# bar oil staining help



## mer66 (Nov 4, 2008)

guys I need help.

I am carving some 12" maple rounds 24" high, a bear, and I am using winter grade stihl bar oil, and can't get the staining removed.

mike.


----------



## carvinmark (Nov 4, 2008)

Change over to veggie oil, stains will not be there. I had to do this a few years ago for the same problem. Works great. I even use old used deep frying oil instead of throwing it out.


----------



## mer66 (Nov 4, 2008)

O.K. mark,

what brand may i ask, i am the guy on the other thread about the mse 220.

thankx.

mike.


----------



## carvinmark (Nov 5, 2008)

I don't even pay attention to brands of veggie oil so I honestly can't point you in any direction here.


----------



## mranum (Nov 9, 2008)

Whenever I had an accidental oil spill on a piece of furniture I was making I found the Brake/Electrical Motor cleaner in a spray can works great for pulling the oils out of the wood. Its cheap, non-flammable and found in every auto supply store.


----------



## ironman_gq (Nov 9, 2008)

also works great on concrete floors for pulling oil stains out. Just make sure its the red can if you go with brake kleen cause the green can is EXTREMELY flammable. I use it kill bugs in the shop


----------



## RobbinW (Nov 21, 2008)

*Oil?*

Hi all, I agree with Carvin Mark as far as veggie oil.
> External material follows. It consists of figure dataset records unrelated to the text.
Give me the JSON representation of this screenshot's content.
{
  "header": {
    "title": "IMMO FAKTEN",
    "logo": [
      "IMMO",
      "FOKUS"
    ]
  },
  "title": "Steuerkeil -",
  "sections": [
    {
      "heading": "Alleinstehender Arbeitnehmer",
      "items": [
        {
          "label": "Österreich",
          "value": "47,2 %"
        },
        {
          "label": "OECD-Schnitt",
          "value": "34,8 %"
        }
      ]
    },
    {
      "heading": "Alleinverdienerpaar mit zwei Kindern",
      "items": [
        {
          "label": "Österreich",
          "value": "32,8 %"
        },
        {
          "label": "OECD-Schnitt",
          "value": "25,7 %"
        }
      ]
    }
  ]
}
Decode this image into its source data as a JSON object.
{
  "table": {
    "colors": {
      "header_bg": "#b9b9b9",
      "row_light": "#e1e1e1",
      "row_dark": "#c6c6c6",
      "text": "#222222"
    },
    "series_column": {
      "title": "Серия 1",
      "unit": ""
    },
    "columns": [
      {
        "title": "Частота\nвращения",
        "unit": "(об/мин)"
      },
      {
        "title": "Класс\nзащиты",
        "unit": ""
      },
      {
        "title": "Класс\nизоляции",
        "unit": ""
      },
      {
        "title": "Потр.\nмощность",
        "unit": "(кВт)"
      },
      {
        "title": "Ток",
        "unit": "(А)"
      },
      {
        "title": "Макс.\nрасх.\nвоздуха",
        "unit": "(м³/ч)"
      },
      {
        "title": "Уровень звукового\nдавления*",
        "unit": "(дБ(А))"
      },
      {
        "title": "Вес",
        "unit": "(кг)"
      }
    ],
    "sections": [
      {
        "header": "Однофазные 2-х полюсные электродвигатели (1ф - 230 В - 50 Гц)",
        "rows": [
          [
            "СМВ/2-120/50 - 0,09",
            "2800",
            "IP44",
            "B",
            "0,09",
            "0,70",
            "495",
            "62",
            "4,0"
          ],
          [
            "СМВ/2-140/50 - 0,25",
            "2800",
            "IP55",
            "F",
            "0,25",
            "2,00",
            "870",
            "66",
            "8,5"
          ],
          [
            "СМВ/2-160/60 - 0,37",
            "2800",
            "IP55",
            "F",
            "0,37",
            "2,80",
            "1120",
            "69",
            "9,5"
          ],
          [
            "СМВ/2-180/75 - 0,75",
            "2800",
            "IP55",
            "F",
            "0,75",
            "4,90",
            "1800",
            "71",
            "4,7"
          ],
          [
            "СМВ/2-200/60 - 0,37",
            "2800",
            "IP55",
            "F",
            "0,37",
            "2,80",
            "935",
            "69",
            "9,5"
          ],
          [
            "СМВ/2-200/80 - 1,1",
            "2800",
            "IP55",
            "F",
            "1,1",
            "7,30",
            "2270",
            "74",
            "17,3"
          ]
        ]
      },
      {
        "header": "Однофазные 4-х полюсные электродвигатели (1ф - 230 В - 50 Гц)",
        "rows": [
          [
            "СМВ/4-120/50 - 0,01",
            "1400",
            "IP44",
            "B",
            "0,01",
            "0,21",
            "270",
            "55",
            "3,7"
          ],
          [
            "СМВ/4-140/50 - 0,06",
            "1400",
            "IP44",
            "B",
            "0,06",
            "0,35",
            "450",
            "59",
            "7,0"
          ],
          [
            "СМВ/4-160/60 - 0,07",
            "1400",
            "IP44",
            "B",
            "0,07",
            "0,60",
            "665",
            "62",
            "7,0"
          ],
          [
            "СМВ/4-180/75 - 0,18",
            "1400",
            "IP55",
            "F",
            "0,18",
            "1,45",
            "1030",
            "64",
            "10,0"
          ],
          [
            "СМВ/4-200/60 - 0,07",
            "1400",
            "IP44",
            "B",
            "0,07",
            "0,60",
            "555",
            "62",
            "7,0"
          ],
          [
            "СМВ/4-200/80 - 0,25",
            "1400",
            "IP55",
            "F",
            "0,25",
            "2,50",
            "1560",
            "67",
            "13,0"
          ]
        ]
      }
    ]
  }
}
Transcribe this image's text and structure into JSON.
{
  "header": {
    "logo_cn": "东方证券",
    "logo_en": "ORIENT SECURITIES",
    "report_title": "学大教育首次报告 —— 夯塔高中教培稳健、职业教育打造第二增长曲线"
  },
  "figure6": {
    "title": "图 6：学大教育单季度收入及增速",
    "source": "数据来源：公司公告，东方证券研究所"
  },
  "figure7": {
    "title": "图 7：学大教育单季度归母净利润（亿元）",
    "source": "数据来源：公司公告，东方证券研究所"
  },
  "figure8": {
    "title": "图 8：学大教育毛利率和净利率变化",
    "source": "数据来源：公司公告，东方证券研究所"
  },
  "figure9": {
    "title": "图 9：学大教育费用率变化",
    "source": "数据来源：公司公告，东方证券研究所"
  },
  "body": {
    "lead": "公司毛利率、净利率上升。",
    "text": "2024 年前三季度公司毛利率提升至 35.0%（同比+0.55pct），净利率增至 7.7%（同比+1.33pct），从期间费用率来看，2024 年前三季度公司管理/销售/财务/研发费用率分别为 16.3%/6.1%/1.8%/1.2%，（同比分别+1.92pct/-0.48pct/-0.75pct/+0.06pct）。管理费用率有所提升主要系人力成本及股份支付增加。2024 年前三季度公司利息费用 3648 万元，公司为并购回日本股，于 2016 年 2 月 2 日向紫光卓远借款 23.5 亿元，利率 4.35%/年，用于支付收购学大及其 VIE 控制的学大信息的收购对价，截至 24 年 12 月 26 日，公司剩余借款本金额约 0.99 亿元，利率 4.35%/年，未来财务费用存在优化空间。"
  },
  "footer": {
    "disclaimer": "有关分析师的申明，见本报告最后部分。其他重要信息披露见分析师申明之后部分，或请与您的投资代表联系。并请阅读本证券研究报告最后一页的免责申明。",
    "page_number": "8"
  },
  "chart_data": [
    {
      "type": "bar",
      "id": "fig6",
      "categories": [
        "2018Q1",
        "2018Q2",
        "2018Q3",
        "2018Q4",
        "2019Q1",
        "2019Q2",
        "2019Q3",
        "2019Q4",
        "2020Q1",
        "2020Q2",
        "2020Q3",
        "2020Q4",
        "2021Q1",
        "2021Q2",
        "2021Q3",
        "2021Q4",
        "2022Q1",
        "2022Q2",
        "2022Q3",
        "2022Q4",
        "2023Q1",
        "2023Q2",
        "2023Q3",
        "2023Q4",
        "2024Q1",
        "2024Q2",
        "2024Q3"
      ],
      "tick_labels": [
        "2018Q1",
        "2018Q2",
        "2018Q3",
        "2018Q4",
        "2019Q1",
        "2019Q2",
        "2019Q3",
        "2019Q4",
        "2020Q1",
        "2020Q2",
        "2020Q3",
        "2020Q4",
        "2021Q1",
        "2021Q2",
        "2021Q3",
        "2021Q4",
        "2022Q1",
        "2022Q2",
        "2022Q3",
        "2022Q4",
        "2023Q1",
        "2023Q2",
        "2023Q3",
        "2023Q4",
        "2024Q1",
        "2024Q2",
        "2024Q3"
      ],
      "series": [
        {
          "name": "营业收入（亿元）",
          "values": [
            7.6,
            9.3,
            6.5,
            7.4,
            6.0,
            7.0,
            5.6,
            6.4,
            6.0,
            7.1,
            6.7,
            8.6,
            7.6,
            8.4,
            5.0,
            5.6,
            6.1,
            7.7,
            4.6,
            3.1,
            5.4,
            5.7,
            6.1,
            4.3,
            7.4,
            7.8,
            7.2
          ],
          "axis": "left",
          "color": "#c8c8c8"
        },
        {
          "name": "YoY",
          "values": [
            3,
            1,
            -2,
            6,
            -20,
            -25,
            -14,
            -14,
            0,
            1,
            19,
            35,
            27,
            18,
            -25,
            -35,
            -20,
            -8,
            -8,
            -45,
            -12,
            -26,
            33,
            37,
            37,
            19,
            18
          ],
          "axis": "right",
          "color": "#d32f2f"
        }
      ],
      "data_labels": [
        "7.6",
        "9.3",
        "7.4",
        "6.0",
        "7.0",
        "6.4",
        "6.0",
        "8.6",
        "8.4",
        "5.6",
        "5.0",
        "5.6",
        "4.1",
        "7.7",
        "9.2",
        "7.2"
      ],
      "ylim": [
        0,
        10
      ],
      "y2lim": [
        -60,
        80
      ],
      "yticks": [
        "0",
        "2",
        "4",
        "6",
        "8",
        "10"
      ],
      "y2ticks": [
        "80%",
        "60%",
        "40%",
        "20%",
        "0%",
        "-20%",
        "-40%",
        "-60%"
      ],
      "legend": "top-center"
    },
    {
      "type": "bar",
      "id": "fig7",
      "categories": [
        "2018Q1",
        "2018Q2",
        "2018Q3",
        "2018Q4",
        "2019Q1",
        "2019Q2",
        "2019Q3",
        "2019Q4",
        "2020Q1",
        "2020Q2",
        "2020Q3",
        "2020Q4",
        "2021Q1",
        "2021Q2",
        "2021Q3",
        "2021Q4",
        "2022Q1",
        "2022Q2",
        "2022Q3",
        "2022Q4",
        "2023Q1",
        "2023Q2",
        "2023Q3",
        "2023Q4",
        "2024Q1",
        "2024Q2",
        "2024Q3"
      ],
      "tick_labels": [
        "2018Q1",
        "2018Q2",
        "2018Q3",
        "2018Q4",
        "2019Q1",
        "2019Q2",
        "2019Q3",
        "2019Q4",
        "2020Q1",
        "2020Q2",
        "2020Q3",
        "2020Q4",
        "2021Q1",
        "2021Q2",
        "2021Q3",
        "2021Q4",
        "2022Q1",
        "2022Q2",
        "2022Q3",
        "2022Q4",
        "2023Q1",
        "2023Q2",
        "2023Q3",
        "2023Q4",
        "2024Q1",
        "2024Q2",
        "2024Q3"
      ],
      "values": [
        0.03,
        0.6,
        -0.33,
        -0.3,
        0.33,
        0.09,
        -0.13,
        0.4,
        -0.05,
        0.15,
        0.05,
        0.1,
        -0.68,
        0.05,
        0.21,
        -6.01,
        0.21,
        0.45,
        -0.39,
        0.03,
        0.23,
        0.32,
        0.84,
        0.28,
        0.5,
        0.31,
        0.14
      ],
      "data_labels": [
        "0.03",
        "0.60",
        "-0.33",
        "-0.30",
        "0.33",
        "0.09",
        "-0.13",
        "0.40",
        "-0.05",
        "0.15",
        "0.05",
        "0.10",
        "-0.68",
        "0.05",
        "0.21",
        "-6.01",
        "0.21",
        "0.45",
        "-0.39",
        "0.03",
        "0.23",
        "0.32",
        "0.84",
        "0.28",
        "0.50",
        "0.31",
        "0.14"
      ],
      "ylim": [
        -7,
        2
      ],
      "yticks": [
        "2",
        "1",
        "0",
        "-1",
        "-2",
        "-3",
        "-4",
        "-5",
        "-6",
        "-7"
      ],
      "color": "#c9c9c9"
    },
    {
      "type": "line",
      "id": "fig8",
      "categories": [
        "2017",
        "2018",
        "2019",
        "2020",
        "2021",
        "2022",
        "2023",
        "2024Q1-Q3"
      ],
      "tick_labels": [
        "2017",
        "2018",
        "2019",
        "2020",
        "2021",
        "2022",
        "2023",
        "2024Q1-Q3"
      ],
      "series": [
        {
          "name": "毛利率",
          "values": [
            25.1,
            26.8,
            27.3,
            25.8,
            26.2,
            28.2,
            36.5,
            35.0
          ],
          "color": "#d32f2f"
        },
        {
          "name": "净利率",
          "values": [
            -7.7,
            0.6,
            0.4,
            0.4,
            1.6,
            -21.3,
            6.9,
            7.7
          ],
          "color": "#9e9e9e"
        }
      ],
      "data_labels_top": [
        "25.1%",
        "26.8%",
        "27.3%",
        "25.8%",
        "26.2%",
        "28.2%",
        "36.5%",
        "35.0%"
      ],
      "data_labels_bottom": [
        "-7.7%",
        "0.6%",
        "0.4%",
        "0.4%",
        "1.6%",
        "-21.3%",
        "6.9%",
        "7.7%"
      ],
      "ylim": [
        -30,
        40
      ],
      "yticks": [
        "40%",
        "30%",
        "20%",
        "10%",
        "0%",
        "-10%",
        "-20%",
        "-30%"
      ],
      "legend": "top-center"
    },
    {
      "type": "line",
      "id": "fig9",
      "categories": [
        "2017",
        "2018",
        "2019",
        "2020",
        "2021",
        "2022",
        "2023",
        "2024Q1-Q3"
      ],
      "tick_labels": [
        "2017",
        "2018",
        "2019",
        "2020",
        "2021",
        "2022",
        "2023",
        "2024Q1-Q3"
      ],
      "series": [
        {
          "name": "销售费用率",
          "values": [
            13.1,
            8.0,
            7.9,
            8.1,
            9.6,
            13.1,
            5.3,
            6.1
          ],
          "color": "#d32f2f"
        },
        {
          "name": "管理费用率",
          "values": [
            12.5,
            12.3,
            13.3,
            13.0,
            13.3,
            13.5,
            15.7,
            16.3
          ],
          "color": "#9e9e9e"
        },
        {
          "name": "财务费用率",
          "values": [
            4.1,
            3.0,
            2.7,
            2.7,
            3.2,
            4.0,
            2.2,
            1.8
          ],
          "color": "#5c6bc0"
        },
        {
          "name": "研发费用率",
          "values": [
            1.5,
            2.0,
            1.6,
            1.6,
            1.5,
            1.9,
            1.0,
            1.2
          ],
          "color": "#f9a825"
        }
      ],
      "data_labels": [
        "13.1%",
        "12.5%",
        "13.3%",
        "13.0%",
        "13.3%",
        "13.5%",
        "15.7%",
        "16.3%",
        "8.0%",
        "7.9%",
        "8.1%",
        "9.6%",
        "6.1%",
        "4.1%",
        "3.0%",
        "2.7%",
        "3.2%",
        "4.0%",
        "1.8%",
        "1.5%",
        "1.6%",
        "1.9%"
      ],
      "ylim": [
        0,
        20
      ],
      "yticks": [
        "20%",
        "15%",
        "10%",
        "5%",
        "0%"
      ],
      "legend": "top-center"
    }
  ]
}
I been using Canola for over two years now & would never switch back to any regular chain oil ever! you will find when ya first start running it with the oiler adjusted for normal bar oil i will spray oil everwhere on your carving & the old fable of "there is no way it can works as it is too thin" is totally a fable, adjust the oiler down a little at a time & make sure ya dont run out of oil before your gas is out. You will find on most saws with adjustable oilers you can crank the oiler right to the minimum, get very little oil on your carving (unless your running high RPM detialing a single spot) & the temperature of the bar is still not even to the smoking point, way lower temp than with regular oil. The Canola seems to dissipate into the wood & I have finished with epoxies, poly, stains right over top of it & no need toi burn if you want to stay with the natural finish. Bar dressing only takes minutes & about once a month now as compared to once a week & to the belt sander as it was with regular chain oil!
Thanks, Robbinhttp://www.robbinsamazingart.com


----------